Fin mars, le patron de Volkswagen, Oliver Blume, avait dit être “en contact” avec des entreprises d’armement, actives notamment dans la défense antimissile, pour reconvertir l’une de ses usines allemandes dans la production d’équipements de transport militaires. Selon le Financial Times, les discussions ont lieu avec la société Rafael Advanced Defense Systems, qui a conçu le Dôme de fer israélien.

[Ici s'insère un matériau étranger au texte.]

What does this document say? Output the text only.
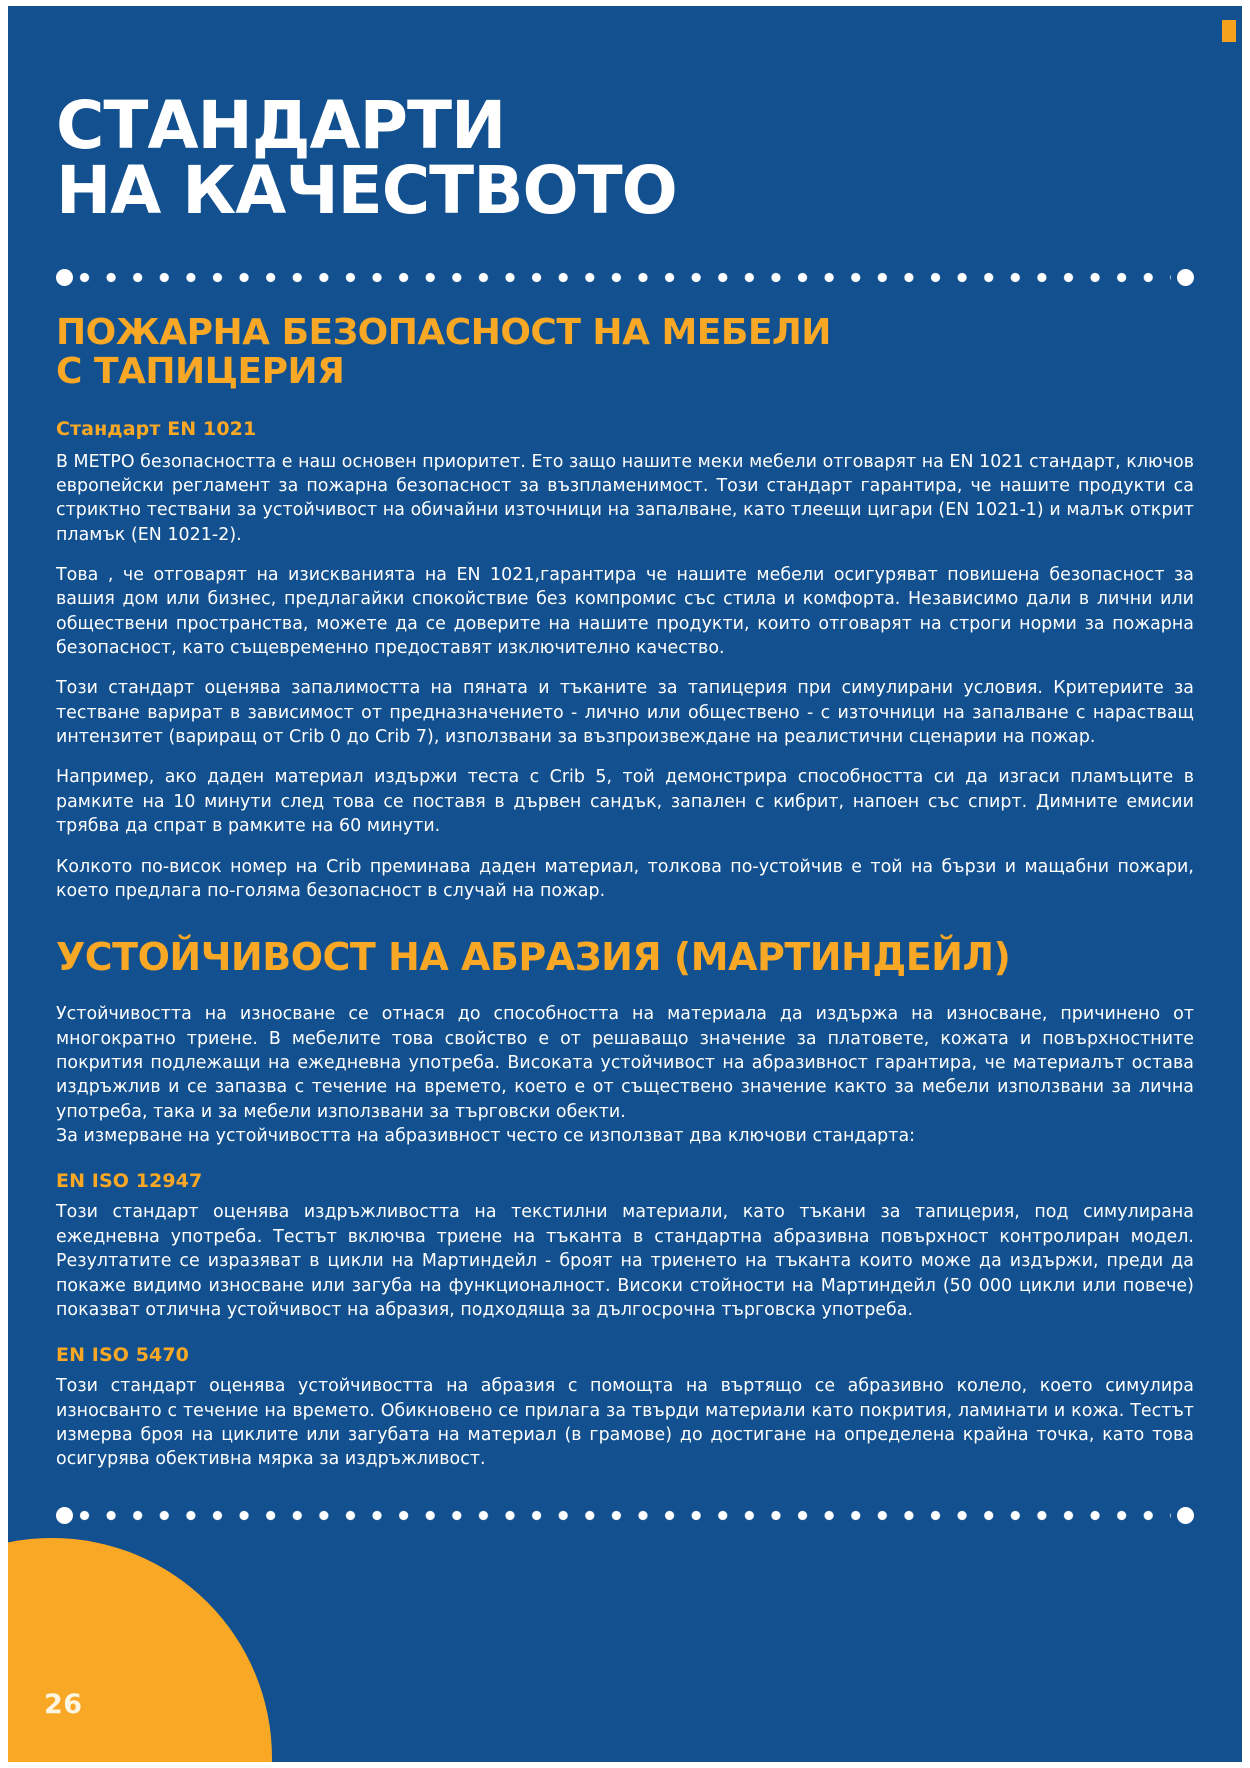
26
СТАНДАРТИ
НА КАЧЕСТВОТО
ПОЖАРНА БЕЗОПАСНОСТ НА МЕБЕЛИ
С ТАПИЦЕРИЯ
Стандарт EN 1021

В МЕТРО безопасността е наш основен приоритет. Ето защо нашите меки мебели отговарят на EN 1021 стандарт, ключов европейски регламент за пожарна безопасност за възпламенимост. Този стандарт гарантира, че нашите продукти са стриктно тествани за устойчивост на обичайни източници на запалване, като тлеещи цигари (EN 1021-1) и малък открит пламък (EN 1021-2).

Това , че отговарят на изискванията на EN 1021,гарантира че нашите мебели осигуряват повишена безопасност за вашия дом или бизнес, предлагайки спокойствие без компромис със стила и комфорта. Независимо дали в лични или обществени пространства, можете да се доверите на нашите продукти, които отговарят на строги норми за пожарна безопасност, като същевременно предоставят изключително качество.

Този стандарт оценява запалимостта на пяната и тъканите за тапицерия при симулирани условия. Критериите за тестване варират в зависимост от предназначението - лично или обществено - с източници на запалване с нарастващ интензитет (вариращ от Crib 0 до Crib 7), използвани за възпроизвеждане на реалистични сценарии на пожар.

Например, ако даден материал издържи теста с Crib 5, той демонстрира способността си да изгаси пламъците в рамките на 10 минути след това се поставя в дървен сандък, запален с кибрит, напоен със спирт. Димните емисии трябва да спрат в рамките на 60 минути.

Колкото по-висок номер на Crib преминава даден материал, толкова по-устойчив е той на бързи и мащабни пожари, което предлага по-голяма безопасност в случай на пожар.

УСТОЙЧИВОСТ НА АБРАЗИЯ (МАРТИНДЕЙЛ)

Устойчивостта на износване се отнася до способността на материала да издържа на износване, причинено от многократно триене. В мебелите това свойство е от решаващо значение за платовете, кожата и повърхностните покрития подлежащи на ежедневна употреба. Високата устойчивост на абразивност гарантира, че материалът остава издръжлив и се запазва с течение на времето, което е от съществено значение както за мебели използвани за лична употреба, така и за мебели използвани за търговски обекти.

За измерване на устойчивостта на абразивност често се използват два ключови стандарта:

EN ISO 12947

Този стандарт оценява издръжливостта на текстилни материали, като тъкани за тапицерия, под симулирана ежедневна употреба. Тестът включва триене на тъканта в стандартна абразивна повърхност контролиран модел. Резултатите се изразяват в цикли на Мартиндейл - броят на триенето на тъканта които може да издържи, преди да покаже видимо износване или загуба на функционалност. Високи стойности на Мартиндейл (50 000 цикли или повече) показват отлична устойчивост на абразия, подходяща за дългосрочна търговска употреба.

EN ISO 5470

Този стандарт оценява устойчивостта на абразия с помощта на въртящо се абразивно колело, което симулира износванто с течение на времето. Обикновено се прилага за твърди материали като покрития, ламинати и кожа. Тестът измерва броя на циклите или загубата на материал (в грамове) до достигане на определена крайна точка, като това осигурява обективна мярка за издръжливост.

Un axe de développement stratégique pour la marque
Interrogée par l’AFP au sujet de l’interview d’Ola Källenius, une porte-parole de Mercedes-Benz a souligné que le groupe “fournit depuis de nombreuses années des châssis à des entreprises spécialisées qui les équipent et les commercialisent sous leur propre responsabilité et sous leur propre marque pour des applications militaires”.
“Nos activités dans le domaine de la sécurité et de la défense constituent un axe de développement stratégique que nous continuerons à développer activement, en collaboration avec nos partenaires”, a-t-elle ajouté. Ola Källenius n’a pas donné de détails précis, dans son entretien au Wall Street Journal, sur les types de produits que Mercedes-Benz pourrait fabriquer.
Il a prédit que ce type d’activités liées à la défense ne représenterait qu’une part “mineure de l’activité” de Mercedes-Benz par rapport à la fabrication de voitures et de fourgonnettes, mais qu’elles pourraient constituer “un créneau en pleine croissance susceptible de contribuer également aux résultats commerciaux” du groupe. (Avec AFP)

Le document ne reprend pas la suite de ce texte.